I find rdate_flags useful on my work laptop - I usually boot at my
desk while connected to the network where our internal ntp servers
are. It syncs, and then I take the laptop out to other
locations/networks where ntp is not accessible. Running ntpd isn't
useful then and I would have to kill it after it set the time. I
could run rdate manually after boot but the clock jumps.

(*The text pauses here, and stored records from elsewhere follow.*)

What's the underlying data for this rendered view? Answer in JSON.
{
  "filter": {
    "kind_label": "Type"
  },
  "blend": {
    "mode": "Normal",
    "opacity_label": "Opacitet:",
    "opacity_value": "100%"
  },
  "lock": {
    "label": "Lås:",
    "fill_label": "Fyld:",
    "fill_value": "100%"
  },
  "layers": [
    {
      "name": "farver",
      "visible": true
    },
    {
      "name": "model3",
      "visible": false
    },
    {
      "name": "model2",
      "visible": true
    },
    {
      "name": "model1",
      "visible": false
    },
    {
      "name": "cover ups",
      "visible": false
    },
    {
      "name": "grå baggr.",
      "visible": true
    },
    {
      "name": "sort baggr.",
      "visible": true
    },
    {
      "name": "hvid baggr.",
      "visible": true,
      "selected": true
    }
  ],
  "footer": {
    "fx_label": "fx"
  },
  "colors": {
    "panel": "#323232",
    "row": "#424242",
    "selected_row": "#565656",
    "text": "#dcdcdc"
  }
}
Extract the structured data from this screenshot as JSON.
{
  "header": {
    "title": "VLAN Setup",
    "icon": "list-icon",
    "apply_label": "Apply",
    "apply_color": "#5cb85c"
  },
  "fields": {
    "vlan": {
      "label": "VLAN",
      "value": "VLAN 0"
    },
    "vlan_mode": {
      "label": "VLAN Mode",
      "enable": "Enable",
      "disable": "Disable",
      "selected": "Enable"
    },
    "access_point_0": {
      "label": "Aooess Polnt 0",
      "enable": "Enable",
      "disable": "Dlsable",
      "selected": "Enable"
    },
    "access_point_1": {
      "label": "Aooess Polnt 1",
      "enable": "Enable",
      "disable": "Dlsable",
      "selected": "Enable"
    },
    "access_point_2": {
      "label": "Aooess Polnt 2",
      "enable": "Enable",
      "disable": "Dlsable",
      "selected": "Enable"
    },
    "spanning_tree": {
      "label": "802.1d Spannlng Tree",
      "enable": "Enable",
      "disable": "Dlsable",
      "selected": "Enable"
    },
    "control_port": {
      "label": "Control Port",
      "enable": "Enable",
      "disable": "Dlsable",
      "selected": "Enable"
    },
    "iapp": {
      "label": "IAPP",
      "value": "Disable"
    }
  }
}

How do other people keep correct time on their laptops when access to
ntp servers is intermittent?
> rdate is not a daemon.
Yeah, at first I didn't want to special-case it in /etc/rc and using
an rc.d script allowed it to nicely fit in at the right time during
boot. How about this instead:
Index: rc
===================================================================
RCS file: /cvs/src/etc/rc,v
retrieving revision 1.385
diff -u -r1.385 rc
--- rc 11 Jul 2011 17:20:09 -0000 1.385
+++ rc 19 Jul 2011 00:53:49 -0000
@@ -415,7 +415,14 @@
make_keys
echo -n 'starting early daemons:'
-start_daemon syslogd ldattach pflogd named nsd ntpd isakmpd iked sasyncd
+start_daemon syslogd ldattach pflogd named nsd
+
+# run rdate before ntpd
+if [ X"${rdate_flags}" != X"NO" ]; then
+ echo -n ' rdate'; rdate -s ${rdate_flags}
+fi
+
+start_daemon ntpd isakmpd iked sasyncd
echo '.'
if [ X"${ipsec}" != X"NO" ]; then
I think it is a useful feature and like you said there are others that
think the same. I'd hate to see it go.